Ahlâk iyiyi ve kötüyü ayırt edici olup aklın, evrensel değerlerin makul, meşru ve münasip gördüğü şeylerin eyleme dönüşmüş hâlidir.
Felsefeciler ahlâk alanında iyi ve kötünün belirleyiciğini izah ederek yola çıkarlar.
İyi: Bireyin yapması gereken, ahlakça değerli olan davranışlardır.
Kötü: Bireyin yapmaması gereken davranışlardır.
Tabii ki "Niçin?" yapması veya yapmaması gerektiğini izah etmeye muktedir olmakla da sorumludur insan.
Dini literatürde ise yüce Allah'ın güzel ahlâk üzere yarattığı Resullullah'ın ve onun bütün hadis-i şeriflerindeki mesajlar ahlâk, adalet, ihsan/iyilik, ahde vefa ile özetlenebilir.

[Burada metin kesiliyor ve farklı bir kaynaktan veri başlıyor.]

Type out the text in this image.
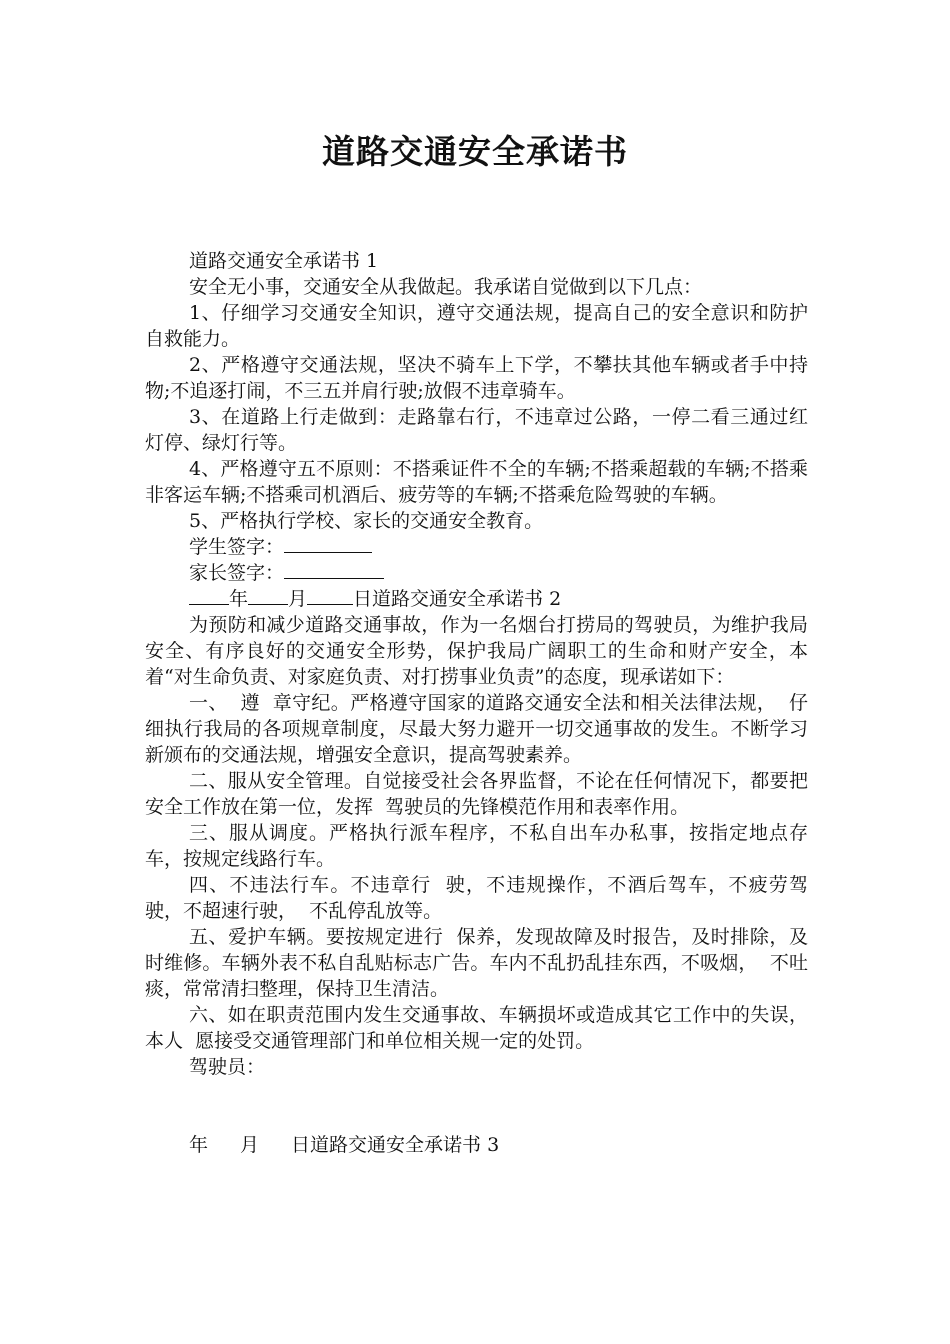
道路交通安全承诺书

道路交通安全承诺书 1

安全无小事，交通安全从我做起。我承诺自觉做到以下几点：

1、仔细学习交通安全知识，遵守交通法规，提高自己的安全意识和防护自救能力。

2、严格遵守交通法规，坚决不骑车上下学，不攀扶其他车辆或者手中持物;不追逐打闹，不三五并肩行驶;放假不违章骑车。

3、在道路上行走做到：走路靠右行，不违章过公路，一停二看三通过红灯停、绿灯行等。

4、严格遵守五不原则：不搭乘证件不全的车辆;不搭乘超载的车辆;不搭乘非客运车辆;不搭乘司机酒后、疲劳等的车辆;不搭乘危险驾驶的车辆。

5、严格执行学校、家长的交通安全教育。

学生签字：

家长签字：

年 月 日道路交通安全承诺书 2

为预防和减少道路交通事故，作为一名烟台打捞局的驾驶员，为维护我局安全、有序良好的交通安全形势，保护我局广阔职工的生命和财产安全，本着“对生命负责、对家庭负责、对打捞事业负责”的态度，现承诺如下：

一、  遵  章守纪。严格遵守国家的道路交通安全法和相关法律法规，  仔细执行我局的各项规章制度，尽最大努力避开一切交通事故的发生。不断学习新颁布的交通法规，增强安全意识，提高驾驶素养。

二、服从安全管理。自觉接受社会各界监督，不论在任何情况下，都要把安全工作放在第一位，发挥  驾驶员的先锋模范作用和表率作用。

三、服从调度。严格执行派车程序，不私自出车办私事，按指定地点存车，按规定线路行车。

四、不违法行车。不违章行  驶，不违规操作，不酒后驾车，不疲劳驾驶，不超速行驶，  不乱停乱放等。

五、爱护车辆。要按规定进行  保养，发现故障及时报告，及时排除，及时维修。车辆外表不私自乱贴标志广告。车内不乱扔乱挂东西，不吸烟，  不吐痰，常常清扫整理，保持卫生清洁。

六、如在职责范围内发生交通事故、车辆损坏或造成其它工作中的失误，本人  愿接受交通管理部门和单位相关规一定的处罚。

驾驶员：

年 月 日道路交通安全承诺书 3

Ahlâk, bütün insanlık âleminin kabul ettiği evrensel bir kavramdır. Her insanın ahlâklı olma yükümlülüğü vardır. Ahlâksızlığın kabul gördüğü ve meşru görüldüğü ya da kanıksandığı toplumlarda kimi millî, insanî ve temel değerlerde aşınma olur.

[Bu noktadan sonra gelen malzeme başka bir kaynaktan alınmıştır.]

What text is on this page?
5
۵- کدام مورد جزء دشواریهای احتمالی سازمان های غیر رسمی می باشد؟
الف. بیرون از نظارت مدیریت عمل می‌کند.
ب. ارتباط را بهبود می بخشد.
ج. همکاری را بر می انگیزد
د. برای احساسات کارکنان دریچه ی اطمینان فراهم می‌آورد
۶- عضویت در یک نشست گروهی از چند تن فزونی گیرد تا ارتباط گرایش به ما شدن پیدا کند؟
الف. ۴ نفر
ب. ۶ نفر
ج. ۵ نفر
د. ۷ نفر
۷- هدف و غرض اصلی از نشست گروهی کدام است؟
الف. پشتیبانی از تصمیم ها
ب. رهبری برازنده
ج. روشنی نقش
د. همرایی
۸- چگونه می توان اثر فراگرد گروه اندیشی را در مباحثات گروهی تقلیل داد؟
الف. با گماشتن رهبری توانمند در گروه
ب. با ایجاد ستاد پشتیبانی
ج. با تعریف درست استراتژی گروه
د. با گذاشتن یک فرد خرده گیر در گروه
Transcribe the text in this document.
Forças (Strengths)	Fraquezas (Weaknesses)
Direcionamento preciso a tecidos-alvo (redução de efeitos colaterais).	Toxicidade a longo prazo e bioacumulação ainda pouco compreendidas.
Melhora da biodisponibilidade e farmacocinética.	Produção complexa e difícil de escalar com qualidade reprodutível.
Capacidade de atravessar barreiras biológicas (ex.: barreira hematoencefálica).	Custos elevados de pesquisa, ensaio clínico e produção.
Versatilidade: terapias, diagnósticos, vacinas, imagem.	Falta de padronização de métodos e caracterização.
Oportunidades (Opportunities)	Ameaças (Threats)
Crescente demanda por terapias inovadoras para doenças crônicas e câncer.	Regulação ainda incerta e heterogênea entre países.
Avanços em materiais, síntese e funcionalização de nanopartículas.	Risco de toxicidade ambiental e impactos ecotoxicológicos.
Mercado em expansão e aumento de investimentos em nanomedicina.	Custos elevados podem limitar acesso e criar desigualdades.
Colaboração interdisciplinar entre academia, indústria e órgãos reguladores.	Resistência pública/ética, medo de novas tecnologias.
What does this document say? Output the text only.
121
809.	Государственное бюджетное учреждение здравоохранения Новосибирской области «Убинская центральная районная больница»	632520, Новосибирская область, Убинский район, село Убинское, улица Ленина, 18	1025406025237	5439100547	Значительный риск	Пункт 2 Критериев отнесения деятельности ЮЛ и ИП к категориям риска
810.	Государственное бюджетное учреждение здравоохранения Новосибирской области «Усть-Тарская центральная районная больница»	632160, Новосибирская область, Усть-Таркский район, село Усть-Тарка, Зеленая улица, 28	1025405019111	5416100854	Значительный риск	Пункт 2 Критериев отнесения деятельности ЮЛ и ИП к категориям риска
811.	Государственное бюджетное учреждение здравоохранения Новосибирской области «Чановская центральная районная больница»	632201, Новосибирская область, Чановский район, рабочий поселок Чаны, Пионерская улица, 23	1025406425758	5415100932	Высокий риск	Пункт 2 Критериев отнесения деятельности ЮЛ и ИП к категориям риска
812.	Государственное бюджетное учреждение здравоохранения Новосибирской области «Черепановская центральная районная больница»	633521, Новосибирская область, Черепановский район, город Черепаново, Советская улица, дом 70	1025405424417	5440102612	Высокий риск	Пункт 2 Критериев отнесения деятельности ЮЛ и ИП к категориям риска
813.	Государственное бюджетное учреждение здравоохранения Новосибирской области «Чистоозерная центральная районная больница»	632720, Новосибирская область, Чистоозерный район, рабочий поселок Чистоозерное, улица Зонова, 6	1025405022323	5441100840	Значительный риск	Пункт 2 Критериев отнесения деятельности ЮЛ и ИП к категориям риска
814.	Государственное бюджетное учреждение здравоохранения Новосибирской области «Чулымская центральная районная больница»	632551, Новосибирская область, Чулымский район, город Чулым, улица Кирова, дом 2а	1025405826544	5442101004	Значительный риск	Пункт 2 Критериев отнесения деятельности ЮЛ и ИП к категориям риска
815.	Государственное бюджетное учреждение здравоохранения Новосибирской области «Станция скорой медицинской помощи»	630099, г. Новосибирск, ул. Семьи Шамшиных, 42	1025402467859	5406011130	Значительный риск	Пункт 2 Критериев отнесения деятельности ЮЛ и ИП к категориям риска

Çok göz önünde olduğu için siyasette siyasi ahlâk ve etik, bilim dünyasında bilimsel etik, daha bir sürü meslek ve iş alanında insanların ahlâki ve etik değerlere/kurallara uygun davranması beklenir.
Aynı yolda yürürken sizinle paylaşılan sırları, ayrıldıktan sonra şer odaklarının birer malzemesi hâline getiriyorsanız eğer, bunu ahlâksızlıkla bile tanımlamak mümkün olamaz....

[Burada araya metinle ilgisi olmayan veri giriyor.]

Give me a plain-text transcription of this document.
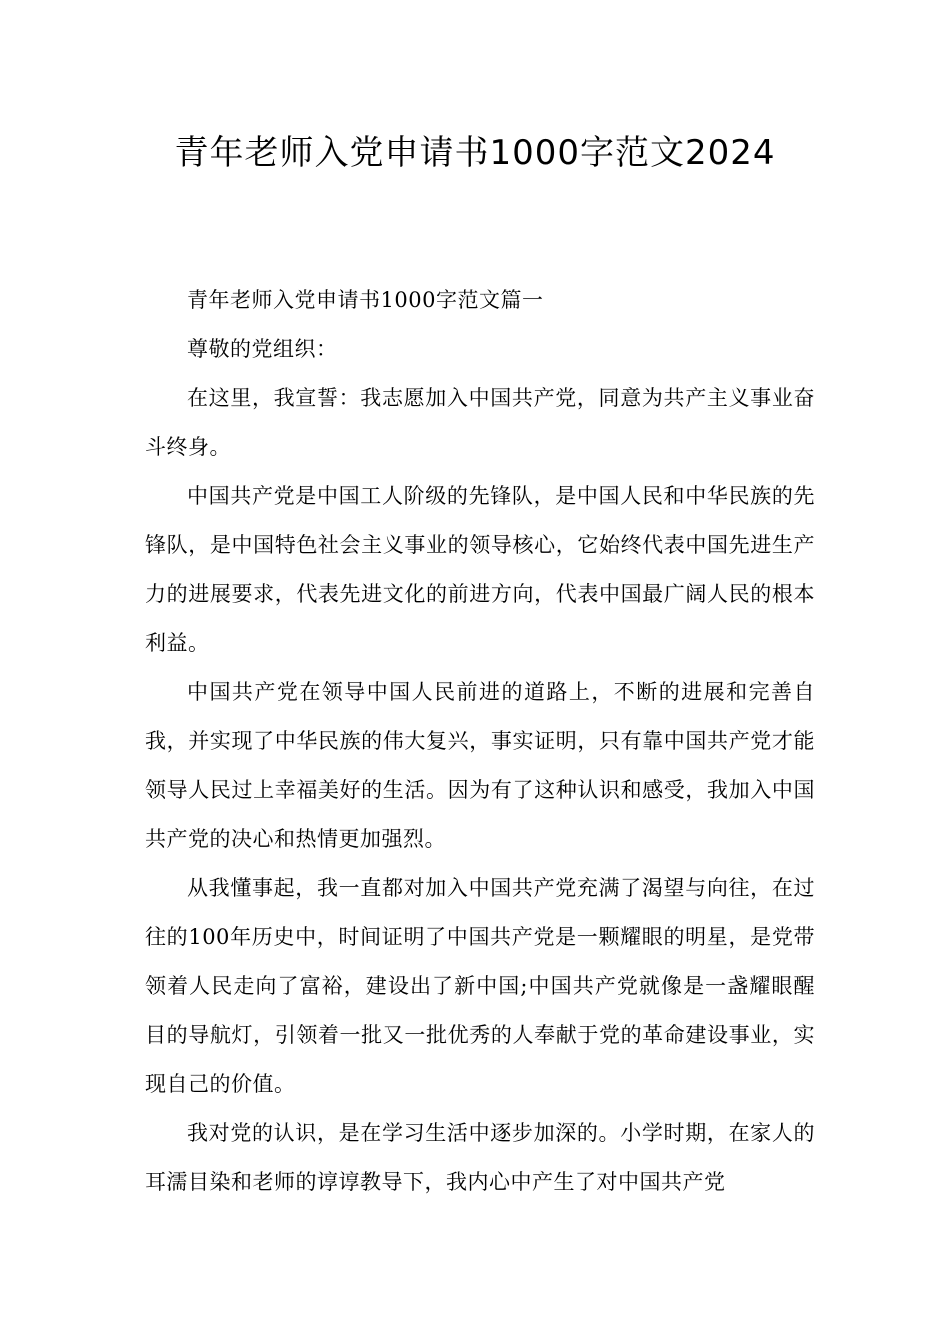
青年老师入党申请书1000字范文2024

青年老师入党申请书1000字范文篇一

尊敬的党组织：

在这里，我宣誓：我志愿加入中国共产党，同意为共产主义事业奋斗终身。

中国共产党是中国工人阶级的先锋队，是中国人民和中华民族的先锋队，是中国特色社会主义事业的领导核心，它始终代表中国先进生产力的进展要求，代表先进文化的前进方向，代表中国最广阔人民的根本利益。

中国共产党在领导中国人民前进的道路上，不断的进展和完善自我，并实现了中华民族的伟大复兴，事实证明，只有靠中国共产党才能领导人民过上幸福美好的生活。因为有了这种认识和感受，我加入中国共产党的决心和热情更加强烈。

从我懂事起，我一直都对加入中国共产党充满了渴望与向往，在过往的100年历史中，时间证明了中国共产党是一颗耀眼的明星，是党带领着人民走向了富裕，建设出了新中国;中国共产党就像是一盏耀眼醒目的导航灯，引领着一批又一批优秀的人奉献于党的革命建设事业，实现自己的价值。

我对党的认识，是在学习生活中逐步加深的。小学时期，在家人的耳濡目染和老师的谆谆教导下，我内心中产生了对中国共产党
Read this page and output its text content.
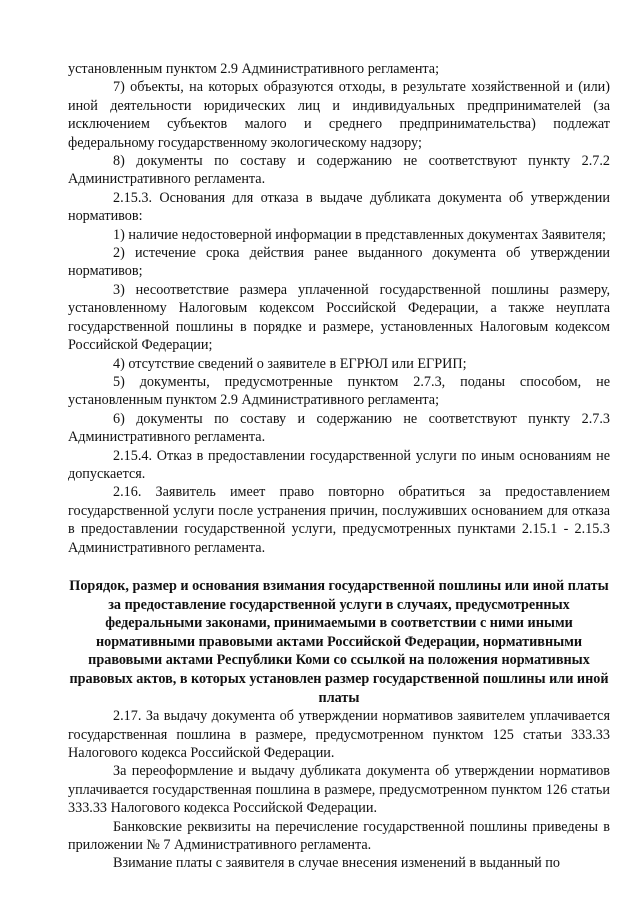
установленным пунктом 2.9 Административного регламента;

7) объекты, на которых образуются отходы, в результате хозяйственной и (или) иной деятельности юридических лиц и индивидуальных предпринимателей (за исключением субъектов малого и среднего предпринимательства) подлежат федеральному государственному экологическому надзору;

8) документы по составу и содержанию не соответствуют пункту 2.7.2 Административного регламента.

2.15.3. Основания для отказа в выдаче дубликата документа об утверждении нормативов:

1) наличие недостоверной информации в представленных документах Заявителя;

2) истечение срока действия ранее выданного документа об утверждении нормативов;

3) несоответствие размера уплаченной государственной пошлины размеру, установленному Налоговым кодексом Российской Федерации, а также неуплата государственной пошлины в порядке и размере, установленных Налоговым кодексом Российской Федерации;

4) отсутствие сведений о заявителе в ЕГРЮЛ или ЕГРИП;

5) документы, предусмотренные пунктом 2.7.3, поданы способом, не установленным пунктом 2.9 Административного регламента;

6) документы по составу и содержанию не соответствуют пункту 2.7.3 Административного регламента.

2.15.4. Отказ в предоставлении государственной услуги по иным основаниям не допускается.

2.16. Заявитель имеет право повторно обратиться за предоставлением государственной услуги после устранения причин, послуживших основанием для отказа в предоставлении государственной услуги, предусмотренных пунктами 2.15.1 - 2.15.3 Административного регламента.

Порядок, размер и основания взимания государственной пошлины или иной платы за предоставление государственной услуги в случаях, предусмотренных федеральными законами, принимаемыми в соответствии с ними иными нормативными правовыми актами Российской Федерации, нормативными правовыми актами Республики Коми со ссылкой на положения нормативных правовых актов, в которых установлен размер государственной пошлины или иной платы

2.17. За выдачу документа об утверждении нормативов заявителем уплачивается государственная пошлина в размере, предусмотренном пунктом 125 статьи 333.33 Налогового кодекса Российской Федерации.

За переоформление и выдачу дубликата документа об утверждении нормативов уплачивается государственная пошлина в размере, предусмотренном пунктом 126 статьи 333.33 Налогового кодекса Российской Федерации.

Банковские реквизиты на перечисление государственной пошлины приведены в приложении № 7 Административного регламента.

Взимание платы с заявителя в случае внесения изменений в выданный по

Gerekli hâllerde istifa etmek, gerekli hallerde feragat etmek gibi erdemli bir davranış vardır .Bazılarının istifa etmesi bile kendi iradelerine bağlı değildir.

Erdemsiz olmak nasıl bir şey acaba? dedi biri de..."Hiç merak etmiyorum..." dedim.
Ahlak, bir toplumda o toplumu oluşturan bireylerin uymak zorunda oldukları davranış biçimlerinin ve kuralların tümüdür. Ahlak ayrıca bir kültürün, topluluğun veya dinin inançlarını, ilkelerini ve değerlerini belirleyen sistemdir.
Saydığımız türden davranış biçimlerinin, kuralların, ilkelerin ve değerlerin kavramsal temellerini ve rasyonel tutarlılığını ele alan felsefi disipline de ahlak felsefesi denilmektedir.
Bugün ahlak kavramı belirli etik kodları veya sistemleri ve bunların tarihî gelişimini, sosyal, ekonomik ve coğrafi şartlarını anlatan geniş çerçeveli bir kavramdır. Bu bağlamda ahlak terimini; bir toplumun veya grubun (dinî gruplar gibi) benimsediği, bir bireyin kendi davranışlarına dönük olarak kabul ettiği belirli kurallara atıfta bulunmak; normatif olaraksa ilgili şartlarda tüm akılcı bireyler tarafından benimsenecek davranış kurallarını açıklamak için kullanabilir.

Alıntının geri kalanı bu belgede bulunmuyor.